Tracking Created Alerts
The script maintains a JSON file mapping project IDs to alert IDs:
{
"60f1a2b3c4d5e6f7": [
"alert_id_1",
"alert_id_2",
"alert_id_3"
]
}
This enables safe cleanup without affecting alerts created through other means.
Combining with Atlas Automation
If you run both Atlas and Ops Manager deployments, you can use both automation tools with a shared Excel format. The alert names and thresholds stay consistent; only the underlying API calls differ.
| Environment | Tool | Authentication |
|---|---|---|
| MongoDB Atlas | atlas-alerts-creation | Atlas CLI |
| MongoDB Ops Manager | ops-manager-alerts-creation | HTTP Digest |
This provides a unified alerting strategy across your entire MongoDB estate.

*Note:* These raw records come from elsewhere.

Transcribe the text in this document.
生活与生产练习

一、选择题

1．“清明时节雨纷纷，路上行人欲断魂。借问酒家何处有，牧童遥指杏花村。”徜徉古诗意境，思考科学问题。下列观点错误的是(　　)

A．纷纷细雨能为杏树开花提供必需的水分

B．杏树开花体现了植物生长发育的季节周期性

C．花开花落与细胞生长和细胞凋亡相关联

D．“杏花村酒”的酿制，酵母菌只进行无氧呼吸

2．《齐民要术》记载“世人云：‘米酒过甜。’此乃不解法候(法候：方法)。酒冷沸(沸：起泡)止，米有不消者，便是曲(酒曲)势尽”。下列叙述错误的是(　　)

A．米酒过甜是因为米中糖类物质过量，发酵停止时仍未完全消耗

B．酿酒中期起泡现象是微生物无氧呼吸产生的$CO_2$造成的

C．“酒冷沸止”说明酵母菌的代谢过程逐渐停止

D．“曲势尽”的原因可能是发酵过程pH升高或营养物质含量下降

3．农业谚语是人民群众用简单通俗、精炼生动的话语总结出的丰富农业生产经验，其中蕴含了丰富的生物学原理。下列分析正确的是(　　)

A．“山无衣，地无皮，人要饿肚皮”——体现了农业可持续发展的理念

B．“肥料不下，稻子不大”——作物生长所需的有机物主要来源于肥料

Key Differences from Atlas Version
- No Atlas CLI dependency - Direct HTTP calls with Digest auth
- Additional alert types - Agent and Ops Manager-specific backup alerts
- SSL certificate handling - Support for self-signed certificates
- Different metric names - Some metrics have different names in Ops Manager
The code is available at research/ops-manager-alerts-creation.